Both are increasingly popular with Bromley patients in their 30s and 40s who aren't ready for (or don't need) traditional filler but want to invest in long-term skin quality. Several local clinics now offer them as part of a staged treatment plan: skin boosters or polynucleotides first, followed by filler if and when volume restoration becomes appropriate.
It's worth being honest about this. Fillers are excellent at what they do, but they're not the answer to everything.
If your main concern is skin texture, dullness or surface-level fine lines, a skin booster, Profhilo, or polynucleotide treatment is likely to give you more noticeable improvement than filler would.

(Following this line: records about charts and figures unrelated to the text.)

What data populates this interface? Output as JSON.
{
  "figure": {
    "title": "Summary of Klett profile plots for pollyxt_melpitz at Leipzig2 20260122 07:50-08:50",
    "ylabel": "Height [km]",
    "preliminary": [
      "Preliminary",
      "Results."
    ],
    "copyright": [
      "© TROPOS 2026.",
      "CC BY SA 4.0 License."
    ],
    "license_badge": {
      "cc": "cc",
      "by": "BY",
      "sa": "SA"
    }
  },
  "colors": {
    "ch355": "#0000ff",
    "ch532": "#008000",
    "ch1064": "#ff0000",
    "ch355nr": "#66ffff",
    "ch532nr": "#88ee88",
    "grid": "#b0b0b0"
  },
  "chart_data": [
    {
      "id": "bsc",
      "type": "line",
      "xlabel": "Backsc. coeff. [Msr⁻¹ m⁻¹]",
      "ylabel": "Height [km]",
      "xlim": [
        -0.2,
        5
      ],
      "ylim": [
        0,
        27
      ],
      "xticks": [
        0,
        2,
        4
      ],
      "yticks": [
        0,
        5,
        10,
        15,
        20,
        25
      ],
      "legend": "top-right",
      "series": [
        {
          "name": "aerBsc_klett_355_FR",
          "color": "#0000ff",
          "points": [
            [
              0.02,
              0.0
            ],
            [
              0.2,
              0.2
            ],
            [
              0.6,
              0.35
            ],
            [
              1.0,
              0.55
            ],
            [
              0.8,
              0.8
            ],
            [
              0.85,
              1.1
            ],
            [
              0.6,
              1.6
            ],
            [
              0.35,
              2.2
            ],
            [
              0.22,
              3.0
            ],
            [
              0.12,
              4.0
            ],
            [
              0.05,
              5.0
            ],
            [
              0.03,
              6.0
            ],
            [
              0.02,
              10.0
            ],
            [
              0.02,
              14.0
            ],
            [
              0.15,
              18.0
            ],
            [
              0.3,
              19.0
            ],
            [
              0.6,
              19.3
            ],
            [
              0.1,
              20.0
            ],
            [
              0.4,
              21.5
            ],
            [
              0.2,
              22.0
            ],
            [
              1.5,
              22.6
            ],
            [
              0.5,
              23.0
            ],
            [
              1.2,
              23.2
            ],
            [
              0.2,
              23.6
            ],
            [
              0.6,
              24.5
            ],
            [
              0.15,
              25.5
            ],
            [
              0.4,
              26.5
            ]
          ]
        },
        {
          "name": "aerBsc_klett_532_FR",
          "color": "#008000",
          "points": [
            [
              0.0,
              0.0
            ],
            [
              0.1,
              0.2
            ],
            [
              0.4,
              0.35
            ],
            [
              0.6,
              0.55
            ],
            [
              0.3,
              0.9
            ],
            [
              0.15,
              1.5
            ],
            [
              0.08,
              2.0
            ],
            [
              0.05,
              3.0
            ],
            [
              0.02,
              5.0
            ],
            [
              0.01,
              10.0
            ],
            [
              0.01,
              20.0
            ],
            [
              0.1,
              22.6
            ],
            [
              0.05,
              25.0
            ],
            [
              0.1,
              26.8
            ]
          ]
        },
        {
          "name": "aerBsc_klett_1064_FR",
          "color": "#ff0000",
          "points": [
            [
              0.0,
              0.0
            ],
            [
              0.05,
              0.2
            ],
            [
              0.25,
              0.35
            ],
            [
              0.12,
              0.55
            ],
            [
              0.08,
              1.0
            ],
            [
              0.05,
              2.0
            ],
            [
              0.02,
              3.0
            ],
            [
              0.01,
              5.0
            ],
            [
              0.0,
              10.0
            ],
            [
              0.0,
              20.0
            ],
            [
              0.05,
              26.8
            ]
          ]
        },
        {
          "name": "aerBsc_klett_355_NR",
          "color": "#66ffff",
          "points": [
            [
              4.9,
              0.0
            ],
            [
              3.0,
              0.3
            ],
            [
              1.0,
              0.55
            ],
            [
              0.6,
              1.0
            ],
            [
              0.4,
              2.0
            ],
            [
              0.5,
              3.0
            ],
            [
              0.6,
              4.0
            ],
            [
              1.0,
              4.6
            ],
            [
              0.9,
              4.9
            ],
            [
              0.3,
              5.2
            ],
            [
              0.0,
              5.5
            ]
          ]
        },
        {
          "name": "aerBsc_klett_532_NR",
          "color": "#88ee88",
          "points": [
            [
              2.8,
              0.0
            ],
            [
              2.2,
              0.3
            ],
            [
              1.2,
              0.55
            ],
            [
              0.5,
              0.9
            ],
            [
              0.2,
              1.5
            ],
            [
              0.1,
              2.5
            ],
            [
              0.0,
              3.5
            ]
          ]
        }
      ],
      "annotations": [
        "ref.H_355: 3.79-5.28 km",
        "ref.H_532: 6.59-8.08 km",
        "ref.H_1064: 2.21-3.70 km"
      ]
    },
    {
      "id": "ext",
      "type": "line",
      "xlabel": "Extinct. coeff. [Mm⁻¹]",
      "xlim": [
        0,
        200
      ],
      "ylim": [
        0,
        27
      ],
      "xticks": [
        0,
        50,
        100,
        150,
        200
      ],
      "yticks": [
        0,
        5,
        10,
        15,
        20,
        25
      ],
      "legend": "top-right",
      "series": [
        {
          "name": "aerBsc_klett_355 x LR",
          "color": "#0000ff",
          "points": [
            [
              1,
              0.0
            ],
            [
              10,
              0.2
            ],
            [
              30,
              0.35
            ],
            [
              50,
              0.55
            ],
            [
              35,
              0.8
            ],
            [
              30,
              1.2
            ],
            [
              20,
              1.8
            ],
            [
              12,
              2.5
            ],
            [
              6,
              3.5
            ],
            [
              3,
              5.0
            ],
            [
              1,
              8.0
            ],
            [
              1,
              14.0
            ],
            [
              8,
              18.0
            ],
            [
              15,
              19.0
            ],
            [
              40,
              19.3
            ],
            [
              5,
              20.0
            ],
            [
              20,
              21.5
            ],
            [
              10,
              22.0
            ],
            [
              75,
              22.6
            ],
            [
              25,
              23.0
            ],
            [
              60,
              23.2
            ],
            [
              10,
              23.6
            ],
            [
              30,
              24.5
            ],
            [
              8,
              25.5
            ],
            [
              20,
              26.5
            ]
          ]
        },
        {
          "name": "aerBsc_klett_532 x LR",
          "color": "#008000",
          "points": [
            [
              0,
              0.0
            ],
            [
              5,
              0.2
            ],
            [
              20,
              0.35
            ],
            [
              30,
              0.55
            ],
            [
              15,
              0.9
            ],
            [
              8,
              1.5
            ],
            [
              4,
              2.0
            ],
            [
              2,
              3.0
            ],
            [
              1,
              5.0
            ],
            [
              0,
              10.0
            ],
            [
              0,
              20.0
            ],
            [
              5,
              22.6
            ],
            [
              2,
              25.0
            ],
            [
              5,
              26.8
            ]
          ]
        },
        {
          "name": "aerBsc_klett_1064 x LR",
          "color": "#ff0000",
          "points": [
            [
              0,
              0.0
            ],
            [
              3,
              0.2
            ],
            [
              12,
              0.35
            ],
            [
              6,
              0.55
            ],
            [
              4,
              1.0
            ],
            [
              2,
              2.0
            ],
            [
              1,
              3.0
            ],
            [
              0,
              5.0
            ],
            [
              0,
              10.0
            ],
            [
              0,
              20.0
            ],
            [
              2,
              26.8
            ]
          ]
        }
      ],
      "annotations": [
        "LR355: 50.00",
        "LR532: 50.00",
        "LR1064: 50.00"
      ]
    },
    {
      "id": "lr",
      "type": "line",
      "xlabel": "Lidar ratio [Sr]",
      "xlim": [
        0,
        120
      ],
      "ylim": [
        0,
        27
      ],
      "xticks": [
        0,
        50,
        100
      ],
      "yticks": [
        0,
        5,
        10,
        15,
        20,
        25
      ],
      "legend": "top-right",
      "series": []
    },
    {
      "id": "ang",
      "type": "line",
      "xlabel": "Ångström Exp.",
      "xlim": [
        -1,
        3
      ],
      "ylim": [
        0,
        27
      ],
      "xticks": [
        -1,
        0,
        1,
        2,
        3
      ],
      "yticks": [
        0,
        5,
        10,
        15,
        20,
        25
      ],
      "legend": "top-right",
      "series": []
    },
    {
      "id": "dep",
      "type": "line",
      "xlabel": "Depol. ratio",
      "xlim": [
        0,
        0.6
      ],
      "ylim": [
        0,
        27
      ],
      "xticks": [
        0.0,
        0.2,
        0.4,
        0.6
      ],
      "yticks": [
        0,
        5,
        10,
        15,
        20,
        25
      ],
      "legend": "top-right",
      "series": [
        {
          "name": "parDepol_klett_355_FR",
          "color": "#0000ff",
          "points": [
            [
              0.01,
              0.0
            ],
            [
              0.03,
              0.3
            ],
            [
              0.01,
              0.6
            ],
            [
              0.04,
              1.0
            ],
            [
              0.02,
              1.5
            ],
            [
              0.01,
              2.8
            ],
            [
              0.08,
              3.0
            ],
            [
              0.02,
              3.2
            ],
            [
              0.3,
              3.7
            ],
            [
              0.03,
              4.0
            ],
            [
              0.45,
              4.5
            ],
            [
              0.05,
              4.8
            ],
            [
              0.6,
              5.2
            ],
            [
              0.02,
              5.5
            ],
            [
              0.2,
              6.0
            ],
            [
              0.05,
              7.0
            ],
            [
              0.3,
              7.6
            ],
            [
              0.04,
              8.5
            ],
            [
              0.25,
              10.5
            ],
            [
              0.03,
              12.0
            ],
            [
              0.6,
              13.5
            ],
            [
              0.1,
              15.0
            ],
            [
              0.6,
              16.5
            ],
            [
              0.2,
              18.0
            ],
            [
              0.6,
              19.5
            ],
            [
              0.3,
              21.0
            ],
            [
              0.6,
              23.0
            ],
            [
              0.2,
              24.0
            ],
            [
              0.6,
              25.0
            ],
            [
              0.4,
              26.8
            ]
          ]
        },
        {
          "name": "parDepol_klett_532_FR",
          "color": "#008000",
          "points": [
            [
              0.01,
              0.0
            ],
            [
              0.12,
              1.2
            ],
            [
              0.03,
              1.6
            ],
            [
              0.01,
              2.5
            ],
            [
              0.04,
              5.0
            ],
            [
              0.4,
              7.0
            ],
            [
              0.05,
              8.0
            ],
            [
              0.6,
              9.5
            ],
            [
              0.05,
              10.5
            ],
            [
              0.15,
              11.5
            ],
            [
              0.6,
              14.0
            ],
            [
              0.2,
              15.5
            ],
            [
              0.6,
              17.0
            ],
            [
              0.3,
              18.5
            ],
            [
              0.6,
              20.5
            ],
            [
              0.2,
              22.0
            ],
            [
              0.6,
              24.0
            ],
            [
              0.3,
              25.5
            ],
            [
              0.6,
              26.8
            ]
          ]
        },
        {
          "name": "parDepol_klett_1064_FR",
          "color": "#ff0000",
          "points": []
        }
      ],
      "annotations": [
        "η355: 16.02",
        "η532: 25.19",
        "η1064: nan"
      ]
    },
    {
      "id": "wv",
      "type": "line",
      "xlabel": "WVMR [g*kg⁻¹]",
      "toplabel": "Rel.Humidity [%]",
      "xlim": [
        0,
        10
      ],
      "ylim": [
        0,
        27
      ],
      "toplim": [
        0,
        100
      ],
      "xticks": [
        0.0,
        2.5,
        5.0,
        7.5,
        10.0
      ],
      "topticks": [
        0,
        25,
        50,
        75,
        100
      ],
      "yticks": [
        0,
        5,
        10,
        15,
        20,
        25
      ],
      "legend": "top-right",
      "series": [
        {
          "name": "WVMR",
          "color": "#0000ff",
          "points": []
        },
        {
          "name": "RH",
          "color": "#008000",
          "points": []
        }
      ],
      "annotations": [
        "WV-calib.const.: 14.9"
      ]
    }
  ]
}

If you're bothered by lines across your forehead or between your brows that deepen when you make expressions, Botox In Bromley is the more appropriate treatment. Filling dynamic lines with dermal filler usually produces an unsatisfying result.
If you have significant skin laxity (loose, sagging skin rather than volume loss), fillers can help to a point, but they won't replicate the effect of a surgical facelift or even a non-surgical skin tightening treatment like Ultherapy or radiofrequency. A practitioner who tells you otherwise is overselling.
And if you're under 25 with naturally full features and no visible volume loss, the honest answer is that you probably don't need filler at all, even if social media suggests otherwise. A good Bromley practitioner will tell you that.
The reality is that most patients benefit from a combination rather than a single treatment. The question isn't always "which one?" but "which ones, and in what order?" That's where a thorough consultation pays for itself.